In 1924 a branch of the Primary Producers Bank opened in a tiny one room building behind the War Memorial. (There was a  rumour that Squizzy Taylor was on his way to rob this bank at  the time of the murder in Bulleen.) During the devastating depression of 1930 the Primary Producers Bank collapsed and the  branch became an agency for the E. S. and A. Bank.

After the 1914-18 war, residents wanted to honour the Templestowe men who had fought and died. There were two ideas for a memorial, a monument and a memorial hall.  Mrs. Mary Hodgson suggested that both ideas be acted on.  A monument was erected opposite the end of James Street and a brick hall was added to the old Mechanics Institute.  The old timber building was turned around and now forms the supper room for the hall.
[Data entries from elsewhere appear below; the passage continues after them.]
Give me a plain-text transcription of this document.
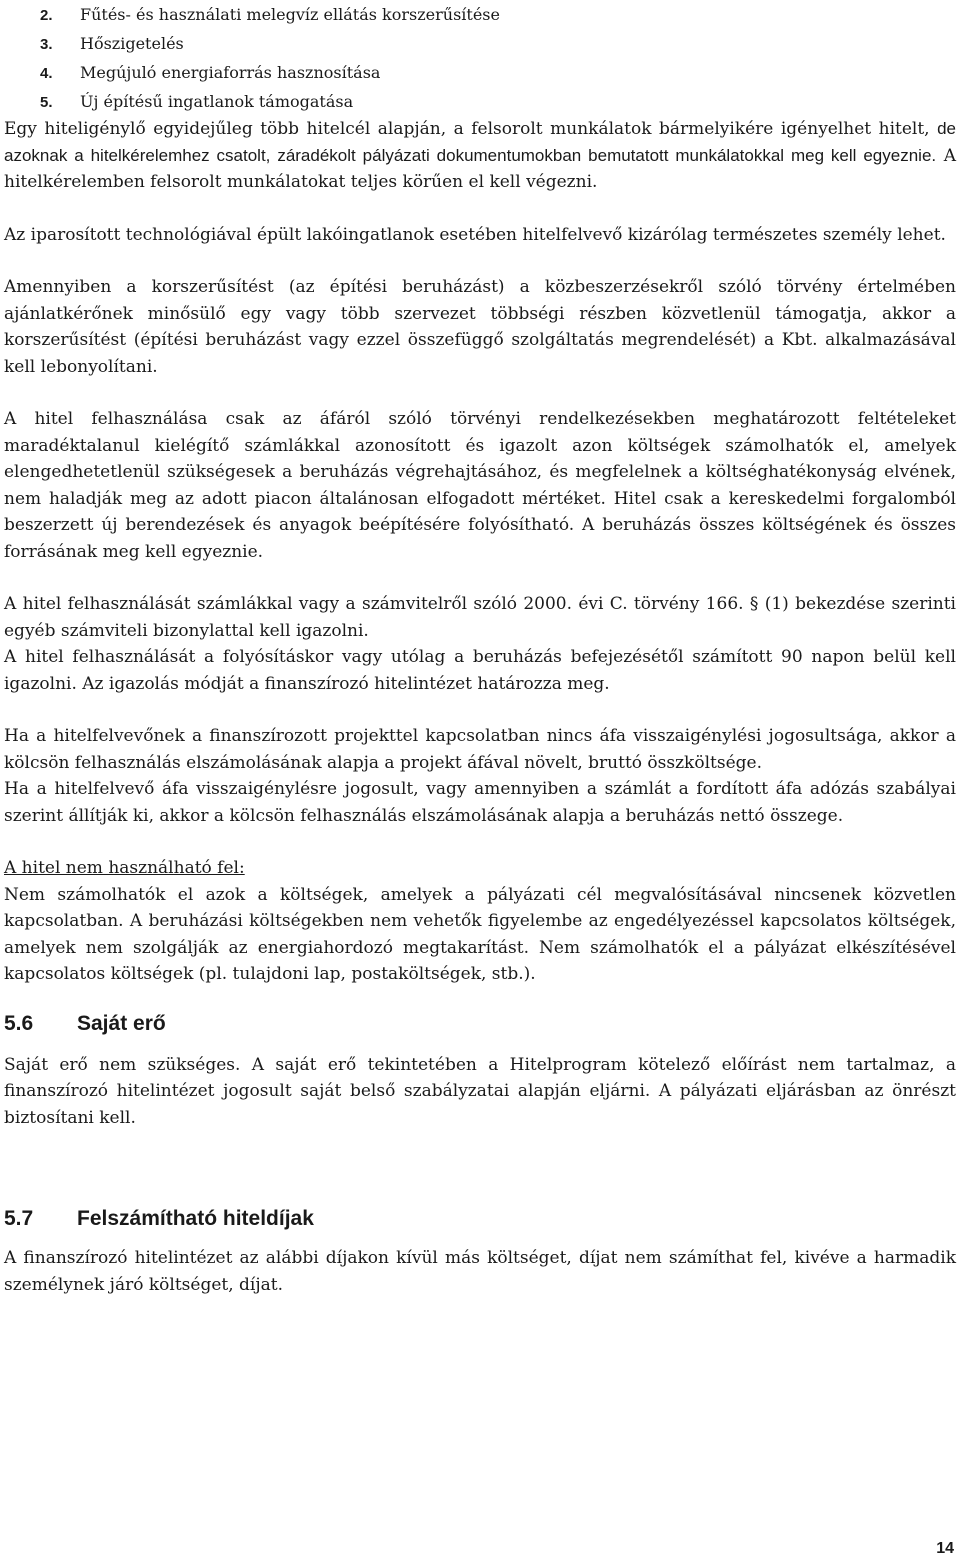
2. Fűtés- és használati melegvíz ellátás korszerűsítése
3. Hőszigetelés
4. Megújuló energiaforrás hasznosítása
5. Új építésű ingatlanok támogatása

Egy hiteligénylő egyidejűleg több hitelcél alapján, a felsorolt munkálatok bármelyikére igényelhet hitelt, de azoknak a hitelkérelemhez csatolt, záradékolt pályázati dokumentumokban bemutatott munkálatokkal meg kell egyeznie. A hitelkérelemben felsorolt munkálatokat teljes körűen el kell végezni.

Az iparosított technológiával épült lakóingatlanok esetében hitelfelvevő kizárólag természetes személy lehet.

Amennyiben a korszerűsítést (az építési beruházást) a közbeszerzésekről szóló törvény értelmében ajánlatkérőnek minősülő egy vagy több szervezet többségi részben közvetlenül támogatja, akkor a korszerűsítést (építési beruházást vagy ezzel összefüggő szolgáltatás megrendelését) a Kbt. alkalmazásával kell lebonyolítani.

A hitel felhasználása csak az áfáról szóló törvényi rendelkezésekben meghatározott feltételeket maradéktalanul kielégítő számlákkal azonosított és igazolt azon költségek számolhatók el, amelyek elengedhetetlenül szükségesek a beruházás végrehajtásához, és megfelelnek a költséghatékonyság elvének, nem haladják meg az adott piacon általánosan elfogadott mértéket. Hitel csak a kereskedelmi forgalomból beszerzett új berendezések és anyagok beépítésére folyósítható. A beruházás összes költségének és összes forrásának meg kell egyeznie.

A hitel felhasználását számlákkal vagy a számvitelről szóló 2000. évi C. törvény 166. § (1) bekezdése szerinti egyéb számviteli bizonylattal kell igazolni.

A hitel felhasználását a folyósításkor vagy utólag a beruházás befejezésétől számított 90 napon belül kell igazolni. Az igazolás módját a finanszírozó hitelintézet határozza meg.

Ha a hitelfelvevőnek a finanszírozott projekttel kapcsolatban nincs áfa visszaigénylési jogosultsága, akkor a kölcsön felhasználás elszámolásának alapja a projekt áfával növelt, bruttó összköltsége.

Ha a hitelfelvevő áfa visszaigénylésre jogosult, vagy amennyiben a számlát a fordított áfa adózás szabályai szerint állítják ki, akkor a kölcsön felhasználás elszámolásának alapja a beruházás nettó összege.

A hitel nem használható fel:

Nem számolhatók el azok a költségek, amelyek a pályázati cél megvalósításával nincsenek közvetlen kapcsolatban. A beruházási költségekben nem vehetők figyelembe az engedélyezéssel kapcsolatos költségek, amelyek nem szolgálják az energiahordozó megtakarítást. Nem számolhatók el a pályázat elkészítésével kapcsolatos költségek (pl. tulajdoni lap, postaköltségek, stb.).

5.6 Saját erő

Saját erő nem szükséges. A saját erő tekintetében a Hitelprogram kötelező előírást nem tartalmaz, a finanszírozó hitelintézet jogosult saját belső szabályzatai alapján eljárni. A pályázati eljárásban az önrészt biztosítani kell.

5.7 Felszámítható hiteldíjak

A finanszírozó hitelintézet az alábbi díjakon kívül más költséget, díjat nem számíthat fel, kivéve a harmadik személynek járó költséget, díjat.

14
Hunters Store won the contract for the Post Office and with it came the telephone.  A public phone was installed on the veranda where the store keeper provided a garden seat for people waiting for telephone calls.  Friends or business people would be asked to ring at a certain time.  When the phone was wanted the caller would ask for it to be switched through and when the store was closed it was left switched to the public box.  There were annoying occasions when the store keeper forgot and had to be roused from his residence alongside the store. Trunk calls were booked inside at the Post Office counter, then the caller sat on the seat till the call came through.  It was a familiar sight to see a group on the veranda in the evening discussing local news as they waited.  When automatic telephones were introduced the phone was connected to the Heidelberg exchange.  The phone number was JL1074.

The township soon developed its own character with the same sights and sounds each day. Early in the morning, a door of a small but would open as its occupant came out to empty a container into the street gutter then she returned and the door closed and the street became quiet again until an early worker walked through the township on his way to an orchard.  Groups of children with school bags on their backs trudged up Anderson Street.  Some had come two miles or more and, as school time approached, a few were seen hurrying.  Soon the singsong chant of children's voices was heard from the school ground at assembly - "I honour the flag, I serve the King --" they recited facing the flag pole. Later, during the morning, the same voices drifted out the schoolhouse window with a different singsong chant, "Three threes are nine, three fours are twelve."  At the corner of James Street, the ringing clang of the blacksmiths hammer attracted children on their way home from school, but during the day a group of men often gathered around one of the carts and motor trucks standing outside the forge as they discussed repairs needed or just simply talked.  At times a cart rumbled down the street and very occasionally one of the new motor trucks from one of the more prosperous orchards attracted attention as it passed.  From the bottom of Atkinson Street, Smith the butcher loaded his cart and drove along the streets hand delivering meat to houses.